Lawrence is keen to stress “that it is not in industry where the breakthroughs have happened, but in academia.” He adds: “A particular focus of my own group is dealing with 'massive missing data': where most of the information we would like to have to base our decisions on is not available. Beyond my own area of research there are also key challenges in the areas of planning and reasoning. It is not yet clear to me how the recent breakthroughs will affect these areas.”
While Medlock feels in the near future “[there is likely to be] an increased investment in businesses focused on AI, as the industry begins to understand that these technologies will underpin many [future] products.”
Lawrence thinks the long term future for AI “is very bright, but progress will be steady, not with large single steps forward, but across a number of applications.”
Flynn in turn stresses: “I don’t believe there will be one big AI moment that history will point to, it will just gradually start to become a normal part of our everyday lives. As devices, appliances, transportation [and so on] become intrinsically connected to each other and the internet, so AI will develop further to ensure seamless interaction between them all.”

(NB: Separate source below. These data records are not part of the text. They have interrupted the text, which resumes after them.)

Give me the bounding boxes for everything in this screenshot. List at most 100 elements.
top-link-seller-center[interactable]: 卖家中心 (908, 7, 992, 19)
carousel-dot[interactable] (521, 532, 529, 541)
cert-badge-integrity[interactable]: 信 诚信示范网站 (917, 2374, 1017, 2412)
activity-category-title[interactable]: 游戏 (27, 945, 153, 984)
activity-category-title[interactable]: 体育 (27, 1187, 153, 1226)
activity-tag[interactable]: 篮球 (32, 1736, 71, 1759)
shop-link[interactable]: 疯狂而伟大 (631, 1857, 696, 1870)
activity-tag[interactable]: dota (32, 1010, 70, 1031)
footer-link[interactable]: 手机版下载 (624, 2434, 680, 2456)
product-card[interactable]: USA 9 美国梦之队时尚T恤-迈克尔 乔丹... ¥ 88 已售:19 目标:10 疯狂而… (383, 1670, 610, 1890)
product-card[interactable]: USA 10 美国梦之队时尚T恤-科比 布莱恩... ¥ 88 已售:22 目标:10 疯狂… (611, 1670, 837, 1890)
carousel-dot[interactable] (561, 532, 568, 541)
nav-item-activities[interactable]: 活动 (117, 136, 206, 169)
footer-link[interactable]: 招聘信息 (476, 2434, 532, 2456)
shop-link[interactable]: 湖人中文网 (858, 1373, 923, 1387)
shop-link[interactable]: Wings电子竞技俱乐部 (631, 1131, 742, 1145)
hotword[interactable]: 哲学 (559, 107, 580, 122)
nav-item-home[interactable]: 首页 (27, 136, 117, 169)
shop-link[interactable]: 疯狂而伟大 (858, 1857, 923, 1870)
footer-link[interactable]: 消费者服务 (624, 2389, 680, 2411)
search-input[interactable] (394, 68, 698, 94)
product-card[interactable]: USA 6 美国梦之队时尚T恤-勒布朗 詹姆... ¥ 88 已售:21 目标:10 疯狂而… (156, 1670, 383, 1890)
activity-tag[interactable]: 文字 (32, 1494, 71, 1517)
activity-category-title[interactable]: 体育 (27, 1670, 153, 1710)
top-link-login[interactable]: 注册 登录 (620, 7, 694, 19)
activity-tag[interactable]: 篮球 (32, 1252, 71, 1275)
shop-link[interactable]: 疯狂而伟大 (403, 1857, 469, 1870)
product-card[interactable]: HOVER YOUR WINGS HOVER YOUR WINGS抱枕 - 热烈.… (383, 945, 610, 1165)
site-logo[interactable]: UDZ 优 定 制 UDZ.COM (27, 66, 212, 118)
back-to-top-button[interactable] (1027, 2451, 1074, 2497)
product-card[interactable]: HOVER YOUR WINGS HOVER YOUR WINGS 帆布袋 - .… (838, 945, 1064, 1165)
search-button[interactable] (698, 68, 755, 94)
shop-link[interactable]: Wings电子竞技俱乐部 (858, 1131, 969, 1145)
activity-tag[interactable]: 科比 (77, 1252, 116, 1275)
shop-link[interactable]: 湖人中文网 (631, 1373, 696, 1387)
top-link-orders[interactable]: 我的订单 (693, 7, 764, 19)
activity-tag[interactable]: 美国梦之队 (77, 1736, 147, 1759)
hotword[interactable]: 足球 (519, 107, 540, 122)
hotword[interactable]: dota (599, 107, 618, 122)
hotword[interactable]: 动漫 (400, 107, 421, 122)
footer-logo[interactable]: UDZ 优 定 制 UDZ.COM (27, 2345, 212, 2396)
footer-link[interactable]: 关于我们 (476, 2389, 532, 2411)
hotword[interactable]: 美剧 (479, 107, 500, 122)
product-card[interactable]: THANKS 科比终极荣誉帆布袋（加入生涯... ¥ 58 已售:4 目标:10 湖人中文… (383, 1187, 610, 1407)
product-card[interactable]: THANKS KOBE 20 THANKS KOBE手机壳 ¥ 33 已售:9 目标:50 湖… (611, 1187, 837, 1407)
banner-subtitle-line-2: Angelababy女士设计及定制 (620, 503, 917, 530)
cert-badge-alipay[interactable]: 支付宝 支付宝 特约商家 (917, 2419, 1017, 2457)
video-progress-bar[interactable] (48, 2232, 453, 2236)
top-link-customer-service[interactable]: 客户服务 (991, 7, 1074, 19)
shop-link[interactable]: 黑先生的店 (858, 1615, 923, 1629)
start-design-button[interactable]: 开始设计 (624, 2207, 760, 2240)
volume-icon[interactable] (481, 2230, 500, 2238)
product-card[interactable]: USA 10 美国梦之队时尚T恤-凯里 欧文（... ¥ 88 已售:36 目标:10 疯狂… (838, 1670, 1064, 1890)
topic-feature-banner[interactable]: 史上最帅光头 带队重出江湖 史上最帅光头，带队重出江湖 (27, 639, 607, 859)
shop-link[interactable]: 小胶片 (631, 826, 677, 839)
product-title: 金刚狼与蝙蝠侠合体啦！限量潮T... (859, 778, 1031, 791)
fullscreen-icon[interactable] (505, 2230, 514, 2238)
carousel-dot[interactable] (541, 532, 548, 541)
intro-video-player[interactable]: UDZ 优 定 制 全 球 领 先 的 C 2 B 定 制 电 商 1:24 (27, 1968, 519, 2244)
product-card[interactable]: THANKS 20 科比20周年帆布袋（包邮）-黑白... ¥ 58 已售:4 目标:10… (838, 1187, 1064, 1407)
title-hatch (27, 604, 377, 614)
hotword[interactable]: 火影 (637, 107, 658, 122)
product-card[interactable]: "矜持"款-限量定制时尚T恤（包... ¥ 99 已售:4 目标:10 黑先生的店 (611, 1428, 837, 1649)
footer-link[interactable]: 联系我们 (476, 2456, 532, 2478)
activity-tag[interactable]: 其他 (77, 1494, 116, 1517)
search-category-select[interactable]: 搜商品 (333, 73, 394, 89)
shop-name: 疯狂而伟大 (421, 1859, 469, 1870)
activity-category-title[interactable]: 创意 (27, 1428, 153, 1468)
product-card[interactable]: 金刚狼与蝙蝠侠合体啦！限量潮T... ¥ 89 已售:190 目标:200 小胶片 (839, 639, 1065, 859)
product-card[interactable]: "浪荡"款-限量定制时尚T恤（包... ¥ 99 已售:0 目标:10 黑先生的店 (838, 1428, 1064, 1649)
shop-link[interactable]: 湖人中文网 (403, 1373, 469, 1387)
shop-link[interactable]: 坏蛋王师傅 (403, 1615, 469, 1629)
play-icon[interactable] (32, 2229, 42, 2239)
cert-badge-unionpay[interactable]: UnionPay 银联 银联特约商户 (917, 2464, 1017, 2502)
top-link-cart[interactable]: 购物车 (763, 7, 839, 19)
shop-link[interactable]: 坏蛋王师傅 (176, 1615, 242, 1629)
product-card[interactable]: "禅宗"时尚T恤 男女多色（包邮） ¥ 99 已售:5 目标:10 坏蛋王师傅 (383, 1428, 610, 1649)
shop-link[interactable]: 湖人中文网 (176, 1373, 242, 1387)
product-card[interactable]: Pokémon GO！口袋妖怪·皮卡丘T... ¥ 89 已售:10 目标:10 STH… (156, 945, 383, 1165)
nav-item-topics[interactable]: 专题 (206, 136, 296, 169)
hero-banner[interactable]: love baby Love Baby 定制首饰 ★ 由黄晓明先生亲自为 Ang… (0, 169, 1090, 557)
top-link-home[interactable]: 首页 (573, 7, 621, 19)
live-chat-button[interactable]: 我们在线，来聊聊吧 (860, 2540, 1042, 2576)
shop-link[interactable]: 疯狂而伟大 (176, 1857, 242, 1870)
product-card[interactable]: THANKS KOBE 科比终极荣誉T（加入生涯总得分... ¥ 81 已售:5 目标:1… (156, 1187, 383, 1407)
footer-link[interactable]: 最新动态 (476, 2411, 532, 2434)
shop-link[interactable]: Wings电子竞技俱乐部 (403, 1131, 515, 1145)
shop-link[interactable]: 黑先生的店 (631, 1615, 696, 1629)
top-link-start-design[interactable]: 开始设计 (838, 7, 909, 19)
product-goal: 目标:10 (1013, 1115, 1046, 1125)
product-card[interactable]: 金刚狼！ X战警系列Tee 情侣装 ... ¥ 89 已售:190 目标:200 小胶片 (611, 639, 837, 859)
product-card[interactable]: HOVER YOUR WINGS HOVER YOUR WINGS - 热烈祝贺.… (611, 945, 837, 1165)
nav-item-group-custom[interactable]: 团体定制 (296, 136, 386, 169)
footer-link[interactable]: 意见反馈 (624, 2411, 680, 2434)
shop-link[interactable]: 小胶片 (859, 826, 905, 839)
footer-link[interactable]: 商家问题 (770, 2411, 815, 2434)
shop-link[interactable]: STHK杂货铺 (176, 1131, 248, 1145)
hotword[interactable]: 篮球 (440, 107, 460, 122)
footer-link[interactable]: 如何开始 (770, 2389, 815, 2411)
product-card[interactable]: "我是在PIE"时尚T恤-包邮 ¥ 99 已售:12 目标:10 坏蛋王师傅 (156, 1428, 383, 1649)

“Expectations may currently be too high for the immediate future,” says Lawrence. “We are still many years away from achieving many of our goals in artificial intelligence research. The current successes have emerged from an area known as machine learning, a foundational technique that already underpinned much of the data driven decision making of the large internet companies.”
“The methodologies used have mainly emerged from a relatively small annual conference known as NIPS,” he adds. “The recent breakthroughs emerged from a group of NIPS researchers who received very far-sighted funding from the Canadian government (the Canadian Institute for Advanced Research NCAP program). The program spent a relatively small amount of money (tens of millions) on a carefully selected group of people. This group was led by Geoff Hinton (now of Google) and advised by Yann LeCun (now of Facebook).”
“In the UK, for example,” he continues, “large amounts of money are now promised, but it is not at all clear whether it will be well spent. Functional research operates rather like a well-tended garden: it needs an understanding of the right sort of plants and the ideal conditions for them. A sudden large increase in funding can have a similar effect to indiscriminate application of manure: something will grow, but it's not clear at the outset what it will be. When it comes to harvest time, will we have roses or dock leaves? The Canadian approach was to select the roses first, and then carefully tend them. Other countries would do well to follow a similar approach if they want to reap similar rewards.”
The view from industry is also similar. Matlock looks at the future in terms of the next couple of decades and in this time frame he believes: “AI research will lead us towards more general solutions, able to take diverse inputs from a wide range of data sources and make powerful predictions that closely mimic higher order human reasoning. We will harness the rich streams of data harvested from personal/wearable devices and feed them into these general purpose AI problem solvers, providing support for important life decisions and enhancing our general health and wellbeing.”
Whilst Flynn says “[although] we are very excited by the possibilities that AI opens up in the next few years, ironically it’s likely that by the time AI is mainstream in every home that consumers won’t even think about it. As far as they are concerned, a product or service works how it’s supposed to and most of the time that’s what people care about.”
The start may be slow but as Flynn concludes: “In the longer term [more than 20 years] I expect AI research to help us explore some of our deepest questions around life, purpose, consciousness and what it means to be human.”
It will be interesting to see whether this comes true within any of our lifetimes.